I cleared the ARC break up with the pc by giving the next auditing question, by showing that as an auditor I was perfectly willing to handle the situation and take responsibility for my environment and see that the pc got some auditing. And that was what I was there for and that's what I did, see? Without any apologies.

And you'll find out, this approach to auditing has a certain deadly certi­tude about it which penetrates through the most knuckleheaded valences, but which must never happen with any misemotion. It's just positiveness. It's just certainty. You want the pc to do that. You are certain the pc is going to do that. And when the pc does that and the pc makes a gain, the valence loses.

And when you don't approach it with certainty and when you don't approach it with—well, you sort of approach it nebulously and, "I'm going to patch it all up. And I'm going to be very, very careful here. And I—I hope I didn't offend you terribly by—by throwing you halfway across the room while you were trying to get away under 8-C. And—and I—I hope not and—and so—so forth . . ." You're "kinding" the pc to death.

And you're just patting that valence on the head and saying, "Good valence, you're dangerous. Good valence, you're dangerous. You know, I think you really should survive, valence, because you're so dangerous. And it's very difficult, you know, to handle you, valence. And you're very, very difficult to handle."

And I never believed this. So the valence never gets a chance to believe it. The valence says, "Well, I've had it!" And the pc says, "Well, thank God!" It's just a difference of auditing certainty.

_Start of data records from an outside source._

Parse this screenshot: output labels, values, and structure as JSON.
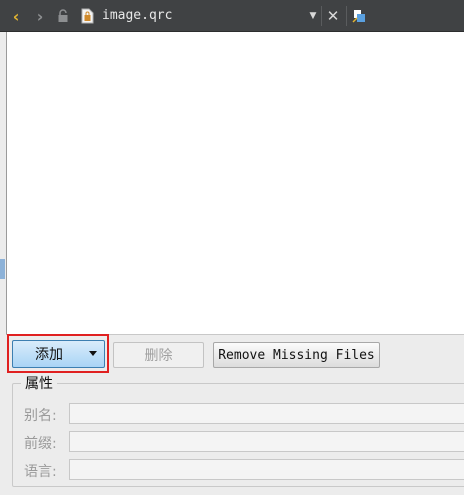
{
  "toolbar": {
    "file_name": "image.qrc",
    "back_icon": "chevron-left-icon",
    "forward_icon": "chevron-right-icon",
    "lock_icon": "lock-icon",
    "file_icon": "qrc-file-icon",
    "dropdown_icon": "chevron-down-icon",
    "close_icon": "close-icon",
    "split_icon": "split-view-icon"
  },
  "buttons": {
    "add_label": "添加",
    "delete_label": "删除",
    "remove_missing_label": "Remove Missing Files"
  },
  "properties": {
    "title": "属性",
    "alias_label": "别名:",
    "alias_value": "",
    "prefix_label": "前缀:",
    "prefix_value": "",
    "language_label": "语言:",
    "language_value": ""
  },
  "colors": {
    "toolbar_bg": "#404244",
    "accent_arrow": "#e1b431",
    "highlight": "#e02020",
    "add_button": "#a9d4f5"
  }
}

And you'll find this instant-readed approach boosts up that appearance of certainty. And the valence sits up and says, "Oh, no! Here I've been out of this bottle for eighteen trillion years and nobody's found me out yet. And here is a guy and there—he just keeps sawing away chunks of smoke. Do you suppose this fellow I have overwhumped here, totally and one hundred percent, is actu­ally going to get away from me? Hmm!" Valence ceases to activate.

The more you audit apologetically, the more weakly, the less certainly you audit, the more you validate the pc's circuits and their power. And if you know what you are doing, if you know your business, you don't have to be rough and tough. It simply communicates to the pc, while you are auditing the pc, in terms of certainty. And when that certainty goes through, it goes straight through to the pc. And the valences he's got and all this nonsense— they're just invalidated like mad. You're trying to validate the pc and invali­date the valences. And that's all there is to good auditing.

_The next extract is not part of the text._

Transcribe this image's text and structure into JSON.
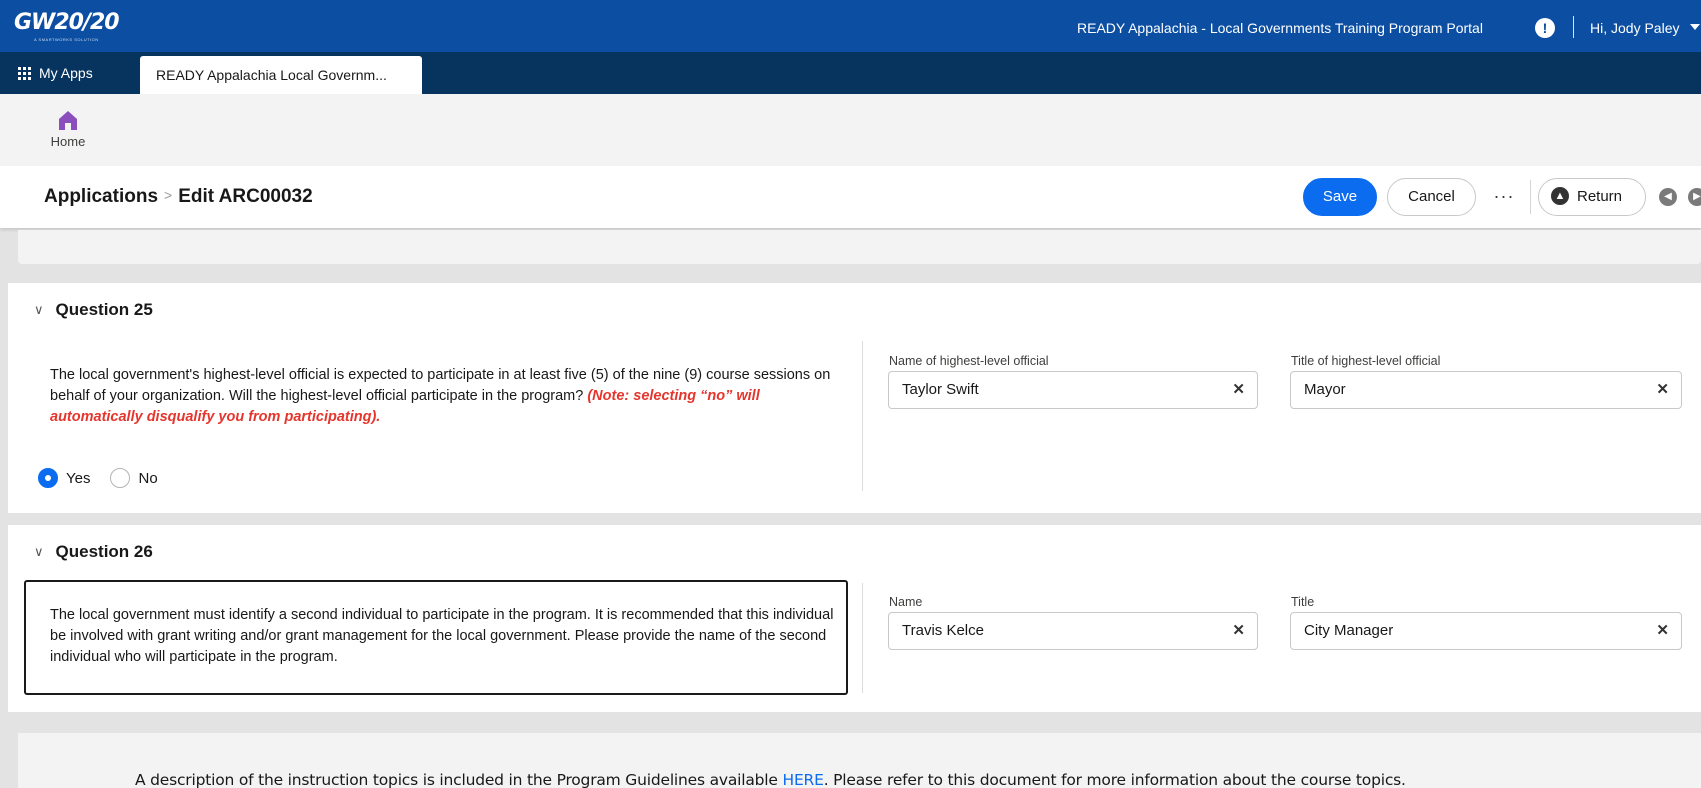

I've seen occasionally, in an ACC, I all of a sudden will get very enthusi­astic. And I'll go around and hit all the auditors in the back of the head, practically—you've seen me do it—and say, "Go on in there. Go on in there. Ask him now and don't pay any attention to that. Just ride that thing through. Come on," and that sort of thing.

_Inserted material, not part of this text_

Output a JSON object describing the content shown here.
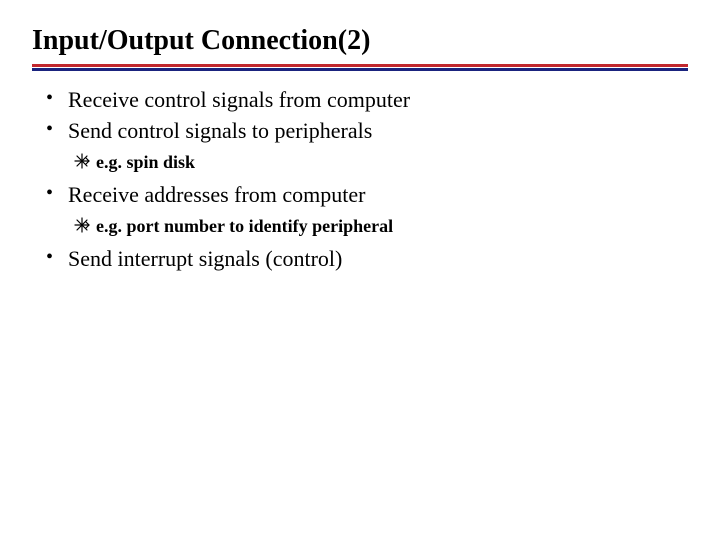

And the auditors sit up and start to audit for blood, you know? Just real, dripping gore. They—they want raw meat. And the valences all say, "Well, we've been sitting here getting away with this—God! Look what's happen— uhngh!"

And they just start running up little dirty handkerchiefs, you see, as white flags and so forth. And you don't even pay any attention to that. Don't even let them surrender. Just blow the fort apart. It's very unnerving to a valence.

And all of a sudden we've got tremendous case changes. We just get a tremendous resurge of cases and so forth, as long as we persuade through that attitude of auditing. "Go to it, terrier! We know it's a long deep hole, but you can make it."

And all of a sudden, the auditor sits right there, you see, and the pc's been saying, "Well, that's—these chairs are awfully hard and the cats are crawling all over the roof. And you keep answering—asking these embarrass­ing questions," and all of this sort of thing.

And the auditor keeps saying, "Well, I'm awfully sorry, but you see, I'm being made to do it. And I'm not taking any real responsibility for the session here, because they're forcing me to do it. And the Instructor is really auditing you. I am not."

No gains occur. Why? Because the whole thing is devoted to the valida­tion of a false valence which is interested in survival. Okay?

All right. There being no other questions before the house, I think we had better abscond. Thank you very much.